Selasa 12 Jul 2016 23:16 WIB

Populasi Sapi Betina Terancam, Swasembada Gagal

Rep: Fuji E Permana/ Red: Andi Nur Aminah
Berbagai enis sapi (ilustrasi)
Foto: Republika/ Edi Yusuf
Berbagai enis sapi (ilustrasi)

REPUBLIKA.CO.ID, Harga daging sapi di berbagai daerah kian tidak stabil. Swasembada daging sapi yang dicita-citakan pemerintah pun masih jauh dari harapan. Terbukti dengan semakin mahalnya harga daging sapi di sejumlah daerah.

Ada beberapa faktor penyebab yang membuat harga daging sapi mahal dan tidak stabil. Penyebabnya karena pupulasi sapi tidak mencukupi kebutuhan konsumsi masyarakat. Sehingga, mengharuskan pemerintah mengimpor sapi dari luar negeri.

Ternyata, kurangnya populasi sapi betina menjadi penyebab utama gagalnya swasembada sapi.
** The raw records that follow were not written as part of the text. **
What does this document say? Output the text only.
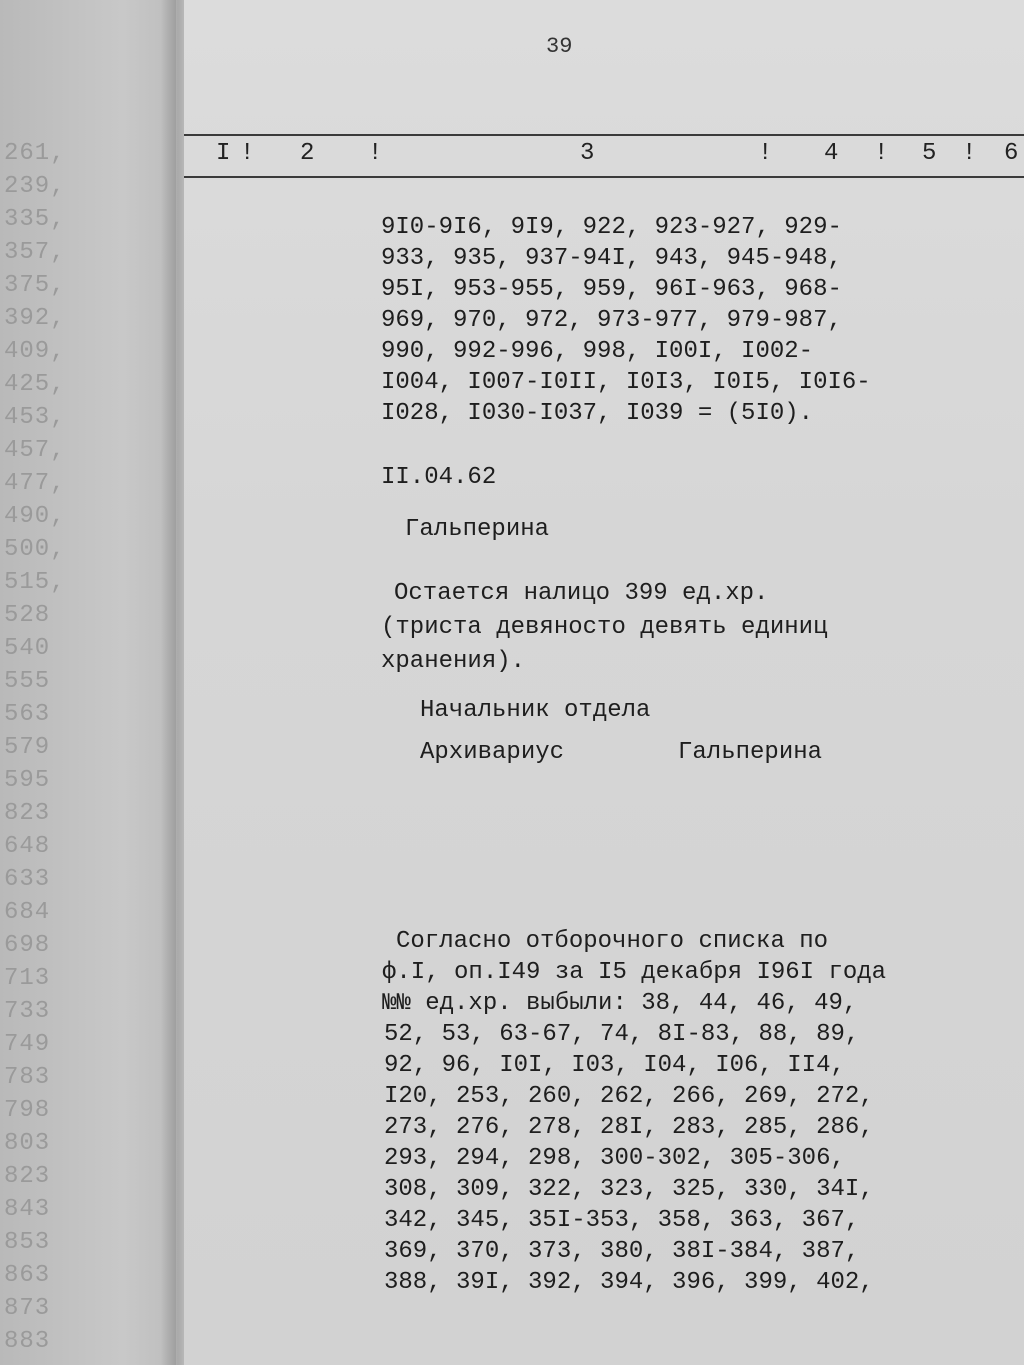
261,
239,
335,
357,
375,
392,
409,
425,
453,
457,
477,
490,
500,
515,
528
540
555
563
579
595
823
648
633
684
698
713
733
749
783
798
803
823
843
853
863
873
883
39
I ! 2 !	3	! 4 ! 5 ! 6
9I0-9I6, 9I9, 922, 923-927, 929-
933, 935, 937-94I, 943, 945-948,
95I, 953-955, 959, 96I-963, 968-
969, 970, 972, 973-977, 979-987,
990, 992-996, 998, I00I, I002-
I004, I007-I0II, I0I3, I0I5, I0I6-
I028, I030-I037, I039 = (5I0).
II.04.62
Гальперина
Остается налицо 399 ед.хр.
(триста девяносто девять единиц
хранения).
Начальник отдела
Архивариус	Гальперина
Согласно отборочного списка по
ф.I, оп.I49 за I5 декабря I96I года
№№ ед.хр. выбыли: 38, 44, 46, 49,
52, 53, 63-67, 74, 8I-83, 88, 89,
92, 96, I0I, I03, I04, I06, II4,
I20, 253, 260, 262, 266, 269, 272,
273, 276, 278, 28I, 283, 285, 286,
293, 294, 298, 300-302, 305-306,
308, 309, 322, 323, 325, 330, 34I,
342, 345, 35I-353, 358, 363, 367,
369, 370, 373, 380, 38I-384, 387,
388, 39I, 392, 394, 396, 399, 402,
Dampak kurangnya populasi sapi pun mengakibatkan harga daging sapi di pasaran kerap melambung mahal.

Kepala Bidang Bina Usaha Peternakan, Dinas Peternakan dan Perikanan Kabupaten Ciamis, Otong Bustomi mengatakan, khususnya di Kabupaten Ciamis harga sapi Bakalan mahal. Para peternak membeli sapi Bakalan hasil inseminasi buatan (IB) dengan harga Rp 12 juta sampai Rp 13 juta perekor.

Setelah itu, digemukan oleh peternak kemudian harganya menjadi Rp 16 juta. Otomatis harga jual daging sapi di pasar menjadi mahal. Sapi Bakalan pun populasinya terus berkurang. Sebab, sapi betina yang melahirkan sapi Bakalan banyak yang dipotong.

"Sapi betina tidak hanya banyak yang dipotong di waktu menjelang Lebaran saja, tapi sejak dulu juga sudah banyak yang dipotong," kata Otong kepada Republika.co.id, Selasa (12/7).

Mengapa sapi betina banyak yang dipotong, Otong mengungkapkan, karena harganya lebih murah. Padahal sejak zaman penjajahan Belanda, ada aturan yang melarang memotong ternak betina besar bertanduk. Di UUD yang dibuat pemerintah Indonesia pun ada aturan yang melarang memotong ternak betina produktif.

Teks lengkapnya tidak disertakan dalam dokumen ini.